The two thugs took their hover-pallet and walked down the ramp as Rian went into the engine room to inspect the Imojenna’s latest upgrade. Tannin came over and leaned against the bulkhead next to her, brushing dust from his hands onto his pants. She bit her lip over a smile, enjoying having him near, wondering if she dared get closer, wondering how far she could push the boundaries before her brother worked out something was going on between them.
Rian paced around the parts as Jensen got down next to the main unit, pulling a panel off the side and looking in.
“Let me guess. You want to know how long it’s going to take to install?” Jensen’s voice echoed a little from inside the shield generator.

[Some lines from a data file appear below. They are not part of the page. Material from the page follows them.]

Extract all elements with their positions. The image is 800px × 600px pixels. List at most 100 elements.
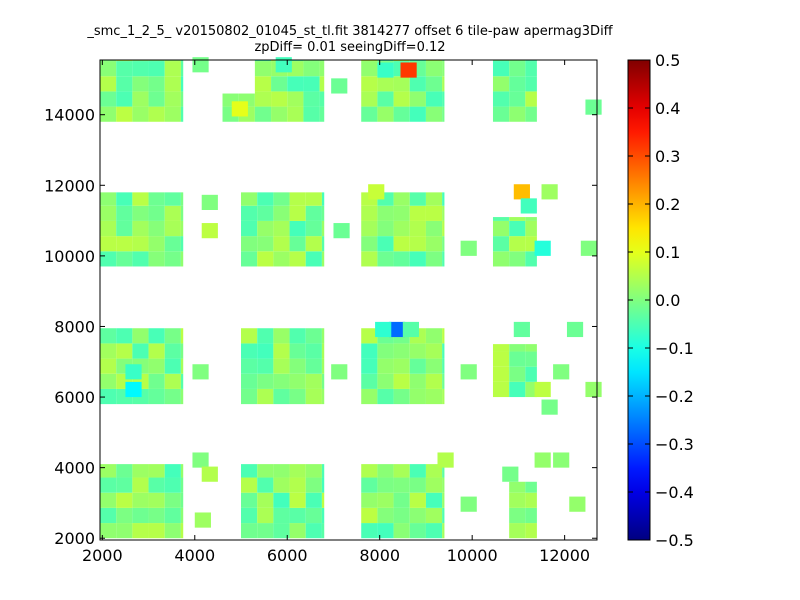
heatmap-region-cell — [257, 477, 274, 493]
heatmap-region-cell — [100, 192, 117, 206]
heatmap-region-cell — [132, 523, 149, 539]
heatmap-region-cell — [289, 358, 306, 374]
heatmap-region-cell — [509, 492, 526, 508]
x-tick-label: 10000 — [447, 546, 498, 565]
heatmap-region-cell — [100, 60, 117, 62]
heatmap-region-cell — [116, 523, 133, 539]
heatmap-region-cell — [409, 358, 426, 374]
heatmap-region-cell — [442, 388, 445, 405]
heatmap-cell — [534, 240, 551, 256]
heatmap-region-cell — [492, 61, 510, 77]
heatmap-region-cell — [132, 507, 149, 524]
heatmap-cell — [402, 321, 420, 338]
heatmap-region-cell — [254, 61, 272, 77]
heatmap-region-cell — [273, 236, 290, 252]
plot-frame — [99, 59, 598, 541]
heatmap-region-cell — [100, 106, 117, 122]
heatmap-region-cell — [321, 492, 325, 508]
heatmap-region-cell — [132, 106, 149, 122]
heatmap-region-cell — [289, 507, 306, 524]
heatmap-region-cell — [509, 91, 526, 107]
heatmap-region-cell — [257, 373, 274, 389]
heatmap-cell — [368, 184, 385, 200]
heatmap-region-cell — [164, 106, 181, 122]
heatmap-region-cell — [393, 507, 410, 524]
heatmap-region-cell — [100, 205, 117, 221]
heatmap-region-cell — [509, 366, 526, 382]
heatmap-region-cell — [509, 481, 526, 493]
heatmap-region-cell — [425, 220, 443, 237]
heatmap-region-cell — [257, 236, 274, 252]
heatmap-region-cell — [132, 192, 149, 206]
heatmap-region-cell — [164, 388, 181, 405]
heatmap-region-cell — [393, 388, 410, 405]
heatmap-region-cell — [442, 343, 445, 359]
heatmap-region-cell — [164, 76, 181, 92]
heatmap-region-cell — [377, 507, 394, 524]
heatmap-region-cell — [132, 220, 149, 237]
colorbar-tick-label: 0.1 — [655, 243, 680, 262]
heatmap-cell — [377, 62, 394, 78]
heatmap-region-cell — [241, 464, 258, 478]
heatmap-region-cell — [525, 91, 537, 107]
heatmap-cell — [520, 198, 537, 214]
heatmap-region-cell — [148, 507, 165, 524]
heatmap-cell — [400, 62, 417, 78]
heatmap-region-cell — [509, 76, 526, 92]
heatmap-region-cell — [377, 236, 394, 252]
heatmap-region-cell — [442, 358, 445, 374]
heatmap-region-cell — [180, 373, 184, 389]
heatmap-region-cell — [409, 388, 426, 405]
heatmap-region-cell — [100, 343, 117, 359]
heatmap-region-cell — [425, 492, 443, 508]
heatmap-region-cell — [321, 464, 325, 478]
heatmap-region-cell — [289, 343, 306, 359]
heatmap-region-cell — [180, 76, 184, 92]
heatmap-region-cell — [100, 236, 117, 252]
heatmap-cell — [566, 321, 584, 338]
heatmap-region-cell — [273, 328, 290, 344]
heatmap-cell — [388, 321, 406, 338]
heatmap-region-cell — [442, 192, 445, 206]
heatmap-region-cell — [425, 358, 443, 374]
x-tick-label: 12000 — [539, 546, 590, 565]
heatmap-region-cell — [442, 251, 445, 267]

Stopping once he’d completed a lap, Rian crouched down next to Jensen, bracing a hand against the shield’s outer armor.
Jensen continued, “If Lianna and I work through the night, we’ll have this installed at about this time tomorrow. Of course, then we’ll have to run sims and worst case scenario—”
“We’ll do that once we’re on the way to the Tetsu transit gate.” Rian pushed back to his feet.
“Why aren’t we going through the Rim gate?” Zahli asked as Rian walked back toward her.
“If we travel through a less-used gate, security is likely to be more lax and not notice any glitches in our authorization codes.”
Rian brushed past her, so she followed him out of the engine room, Tannin keeping up beside her. “And what are we supposed to do for food this month? Even the protein powder for the meal replicator is getting low.”